Ocena: 1 Beznadziejny album, nie da się go nawet wysłuchać.
01.07.2011
(Recenzent)

Yes — Fly From Here

Kiedyś musi być ten pierwszy raz.

Dwa i pół roku pisania recenzji, 125 albumów i żadna płyta nie dostała ode mnie mniej niż 2 gwiazdki (a i ten „zaszczyt” przypadł tylko dwóm tytułom). Jak prawa statystyki wskazują – kiedyś musiało to się zmienić. Wielka szkoda, że za sprawą jednej z najwybitniejszych grup w historii rocka progresywnego.

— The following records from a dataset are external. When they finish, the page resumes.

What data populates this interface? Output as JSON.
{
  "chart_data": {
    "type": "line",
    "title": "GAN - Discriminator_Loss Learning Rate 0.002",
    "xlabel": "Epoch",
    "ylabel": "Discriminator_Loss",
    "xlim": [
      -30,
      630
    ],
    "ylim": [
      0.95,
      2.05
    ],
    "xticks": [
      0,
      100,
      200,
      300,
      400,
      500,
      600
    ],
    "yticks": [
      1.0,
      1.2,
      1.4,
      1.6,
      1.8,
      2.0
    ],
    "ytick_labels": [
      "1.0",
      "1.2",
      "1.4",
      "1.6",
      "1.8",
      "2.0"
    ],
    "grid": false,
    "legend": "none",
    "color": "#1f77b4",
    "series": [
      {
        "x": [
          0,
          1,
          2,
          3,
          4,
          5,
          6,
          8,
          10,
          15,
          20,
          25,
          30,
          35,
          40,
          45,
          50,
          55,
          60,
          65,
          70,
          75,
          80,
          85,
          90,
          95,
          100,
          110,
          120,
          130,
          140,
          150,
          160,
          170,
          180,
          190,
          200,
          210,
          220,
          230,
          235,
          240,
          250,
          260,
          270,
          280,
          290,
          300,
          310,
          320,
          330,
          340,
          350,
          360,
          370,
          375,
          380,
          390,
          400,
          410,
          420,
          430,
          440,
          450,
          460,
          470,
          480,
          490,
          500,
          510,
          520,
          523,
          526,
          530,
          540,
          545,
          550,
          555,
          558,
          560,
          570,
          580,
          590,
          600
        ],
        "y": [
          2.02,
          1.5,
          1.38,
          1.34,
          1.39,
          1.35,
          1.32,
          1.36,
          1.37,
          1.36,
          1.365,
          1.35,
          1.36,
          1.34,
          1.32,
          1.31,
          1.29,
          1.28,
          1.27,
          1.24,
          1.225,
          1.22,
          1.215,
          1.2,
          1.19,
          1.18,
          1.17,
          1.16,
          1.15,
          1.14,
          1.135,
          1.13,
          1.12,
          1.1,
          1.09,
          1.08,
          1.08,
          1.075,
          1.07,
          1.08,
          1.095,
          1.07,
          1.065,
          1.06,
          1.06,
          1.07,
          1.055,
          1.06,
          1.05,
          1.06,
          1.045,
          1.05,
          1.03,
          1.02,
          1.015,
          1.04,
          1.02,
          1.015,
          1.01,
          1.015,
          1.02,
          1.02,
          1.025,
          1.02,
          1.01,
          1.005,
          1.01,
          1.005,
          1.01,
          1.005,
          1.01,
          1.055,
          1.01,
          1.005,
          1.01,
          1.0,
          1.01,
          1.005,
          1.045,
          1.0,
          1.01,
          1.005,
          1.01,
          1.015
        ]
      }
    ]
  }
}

Od pewnego czasu poczynania panów Squire’a, Howe’a i White’a budzą wśród wiernych fanów Yes ogromne kontrowersje: wyrzucenie z zespołu wieloletniego przyjaciela, który prawie pożegnał się był z tym światem w wyniku poważnej choroby; zatrudnienie na jego miejsce – delikatnie mówiąc – mocno przeciętnego wokalisty, dodatkowo pozbawionego charyzmy nawet w większym stopniu niż bracia Mroczek; notoryczne usuwanie z oficjalnej strony na Facebooku wszelkich komentarzy krytycznych… Ale, zostawmy na boku wszelkie czynniki pozamuzyczne. O nich za parę lat pamiętać będą nieliczni, a muzyka pozostanie. Ostateczną weryfikacją możliwości twórczych Yes w składzie z Benoitem Davidem pozostaje nowa płyta z premierowym materiałem. Wszak historia rocka zna przypadki, gdy zespół po dość gwałtownych zmianach w składzie potrafił nagrać płytę co najmniej przyzwoitą: Deep Purple po bezceremonialnym wyrzuceniu ze swoich szeregów Evansa i Simpera popełniło wszak „In Rock”, po równie nagłym wyrzuceniu Glovera – bardzo dobry album „Burn”. Dżem po nagłej zmianie wokalisty nagrał również udaną płytę „2004”… Zresztą, sam Yes również po zmianach składu potrafił nagrywać dobre płyty: po wyrzuceniu Tony’ego Kaye’a z nowym pianistą Rickiem Wakemanem nagrali przecież klasyczne już „Fragile”, po odejściu Ricka bardzo dobry „Relayer”, po odejściu Jona i Ricka dobrą „Dramę”. Do tego nowoczesna studyjna obróbka pozwoliłaby poprawić wszelkie niedostatki wokalne. A jak ta weryfikacja wypada w przypadku Yes AD 2011? No cóż, nad tekstem widnieje ocena w gwiazdkach. Nader wymowna.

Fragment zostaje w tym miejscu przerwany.